Según explicó el hombre, estaba paseando por un sendero muy transitado cuando un pequeño cachorro apareció de repente ante él. Al acercarse para averiguar de dónde venía, comenzaron a salir más: en cuestión de segundos, se vio rodeado por más de una docena de pequeños.
Sin saber cómo actuar, decidió recogerlos y llevar a toda la camada hasta la protectora para que pudieran recibir atención.
Quince cachorros
Para el equipo del centro, la escena fue tan sorprendente como impactante.
Todos los pequeños fueron desparasitados y sometidos a una revisión completa. Algunos presentaban un estado de salud aceptable, mientras que otros estaban muy delgados y necesitaron cuidados más intensivos.
Lamentablemente, uno de los cachorros no logró salir adelante.
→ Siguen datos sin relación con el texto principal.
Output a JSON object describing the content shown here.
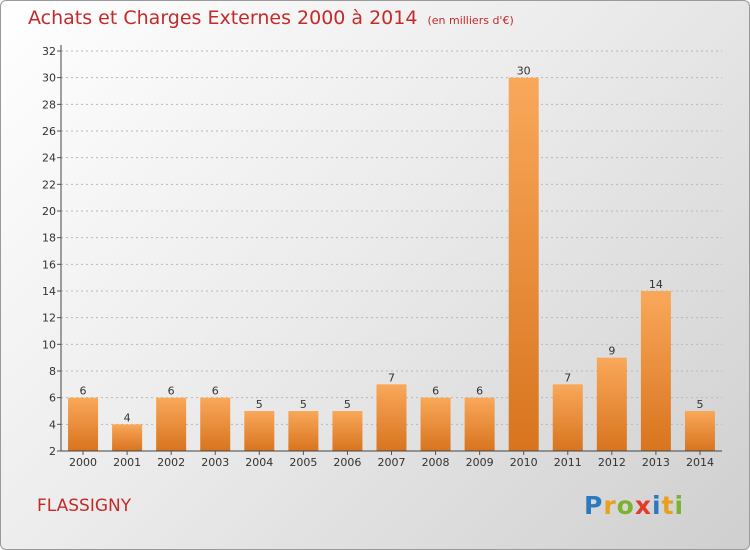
{
  "title": {
    "main": "Achats et Charges Externes 2000 à 2014",
    "unit": "(en milliers d'€)"
  },
  "location": "FLASSIGNY",
  "logo": {
    "letters": [
      "P",
      "r",
      "o",
      "x",
      "i",
      "t",
      "i"
    ],
    "colors": [
      "#2b7ac1",
      "#e8a020",
      "#7bb330",
      "#e33b2b",
      "#2b7ac1",
      "#e8a020",
      "#7bb330"
    ]
  },
  "colors": {
    "bar_light": "#f9a85a",
    "bar_dark": "#d8741e",
    "title": "#c42a2a",
    "grid": "#b8b8b8"
  },
  "chart_data": {
    "type": "bar",
    "title": "Achats et Charges Externes 2000 à 2014",
    "subtitle": "(en milliers d'€)",
    "categories": [
      "2000",
      "2001",
      "2002",
      "2003",
      "2004",
      "2005",
      "2006",
      "2007",
      "2008",
      "2009",
      "2010",
      "2011",
      "2012",
      "2013",
      "2014"
    ],
    "values": [
      6,
      4,
      6,
      6,
      5,
      5,
      5,
      7,
      6,
      6,
      30,
      7,
      9,
      14,
      5
    ],
    "data_labels": [
      "6",
      "4",
      "6",
      "6",
      "5",
      "5",
      "5",
      "7",
      "6",
      "6",
      "30",
      "7",
      "9",
      "14",
      "5"
    ],
    "yticks": [
      "2",
      "4",
      "6",
      "8",
      "10",
      "12",
      "14",
      "16",
      "18",
      "20",
      "22",
      "24",
      "26",
      "28",
      "30",
      "32"
    ],
    "ylim": [
      2,
      32
    ],
    "xlabel": "",
    "ylabel": "",
    "grid": true,
    "legend": "none"
  }
}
Sin embargo, los otros catorce respondieron bien al tratamiento y empezaron a ganar peso con rapidez.
A pesar de su difícil inicio, su comportamiento llamó la atención del equipo: en todo momento, se mostraron juguetones, curiosos y muy sociables con las personas.
Una historia más compleja de lo previsto
Días después, los cachorros fueron llevados por parejas a familias de acogida para que pudieran crecer en un entorno más estable y tranquilo.
Una de las madres fue rescatada y recibió el nombre de Mumma Sue. La protectora asumió los costes de su esterilización para evitar nuevas camadas no deseadas.
Actualmente, Mumma Sue se recupera en una casa de acogida y varios de los cachorros ya han sido adoptados.